Measuring Code Quality

Measuring software quality is all about good data.  And we tend not to have that data readily at our disposal as much as we might want.

Here are some conventional sources of this type of data:

  • Static code analysis
  • Code coverage
  • Log files

But what about the following as a new approach?

  • New errors
  • Increasing errors
  • Slowdowns

Using these metrics, the OverOps team was able to create a composite means of scoring code quality.

A Scoring Process

So, let's look at the reliability score. Releases are scored for stability and safety based these measures.  And it requires the following activities for data gathering:

  • Detect all errors and slowdowns
  • Classify each detected event
  • Prioritize them by severity
  • Score the build
  • Block builds that score too low
  • And then, in retrospect, visualize the data

Toward this, let's consider some data detection methods.  Manually, they have log files and metrics libraries.  But they can automatically detect issues using APM, log aggregators, and error tracking.

(Halfway through the talk, and I'm really enjoying this. As both a techie and business builder, gathering actionable data is a constant focus for me these days. I love the idea of measuring code quality both with leading and lagging indicators, and feeding both into a feedback loop.)

Classification

Now, drilling a little further into step (2) above, classification.  Ask questions like:

  • Is the dev group responsible?
  • What's the type or potential impact?
  • What dependent services are affected?
  • What is the volume and rate of this issue -- how often did it happen or not happen?

Prioritizing

When it comes to prioritizing, we can think of new errors as ones that have never been observed. And a new error is severe if it's

  • Uncaught
  • A critical exception
  • Volume/rate exceeds a threshold

There's also the idea of  increasing errors that can help determine severity. An error can become severe if its rate or volume is increasing past a threshold.

And you think about errors in terms of seasonality as well to mitigate this concern a bit. That is, do you have cyclical error rates, depending on time of day or week, or other cyclical factors? If so, you want to account for that to make sure temporary rate increases aren't expected as the normal course of business.

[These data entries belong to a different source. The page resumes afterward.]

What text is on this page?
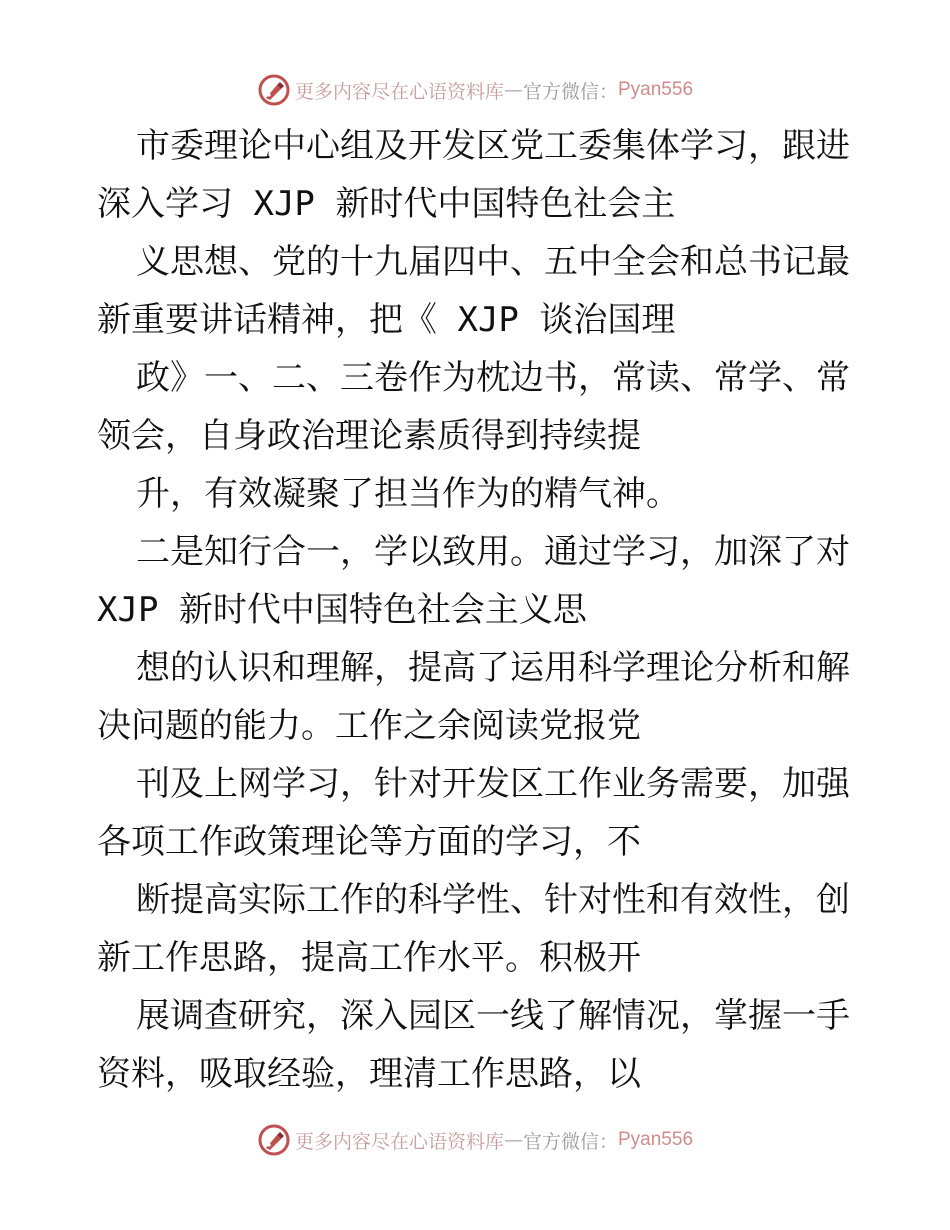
更多内容尽在心语资料库 — 官方微信： Pyan556
市委理论中心组及开发区党工委集体学习，跟进
深入学习 XJP 新时代中国特色社会主
义思想、党的十九届四中、五中全会和总书记最
新重要讲话精神，把《 XJP 谈治国理
政》一、二、三卷作为枕边书，常读、常学、常
领会，自身政治理论素质得到持续提
升，有效凝聚了担当作为的精气神。
二是知行合一，学以致用。通过学习，加深了对
XJP 新时代中国特色社会主义思
想的认识和理解，提高了运用科学理论分析和解
决问题的能力。工作之余阅读党报党
刊及上网学习，针对开发区工作业务需要，加强
各项工作政策理论等方面的学习，不
断提高实际工作的科学性、针对性和有效性，创
新工作思路，提高工作水平。积极开
展调查研究，深入园区一线了解情况，掌握一手
资料，吸取经验，理清工作思路，以
更多内容尽在心语资料库 — 官方微信： Pyan556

And, finally, you can think of prioritizing slowdowns. Slowdowns mean response time starts tot take longer, and a slowdown becomes severe based on the number of standard deviations it is away from normal operation.

Scoring Formula

So based on classification and priority, the OverOps team starts to assign points to errors that occur. They took a look at severity, as measured by things like "did this get us up in the middle of the night," and adjusted scoring weights accordingly until they fit known data.

This then provides the basis for future prediction and a reliable scoring mechanism.

Now, assume all of this is in place. You can automate the gathering of this type of data and generate scores right from within your CI/CD setup, using them as a quality gate.

A Code Quality Report

Having this integrated into you build not only allows you to reject builds that don't pass the quality gate. You can also generate some nice reporting.

Have a readout for why a given build failed, and have general reporting on the measured quality of each build that you do.

My Takeaway:

I've spent a lot of time in my career on static code analysis, which I find to be a fascinating topic. It promises to be a compile-time, leading indicator of code quality, and, in some ways, it does this quite well. But the weakness here is that it's never really tied reliably into actual runtime behaviors.

In a sense, a lot of static analysis involves predicting the future. "Methods this complex will probably result in bugs" or "you might have exposed yourself to a SQL injection."

But the loop never gets closed. Does this code wind up causing problems?

I love this approach because it starts to close the loop. By all means, keep doing static analysis. But also run experiments and measure what's actually happening when you deploy code, and feed that information back into how you work.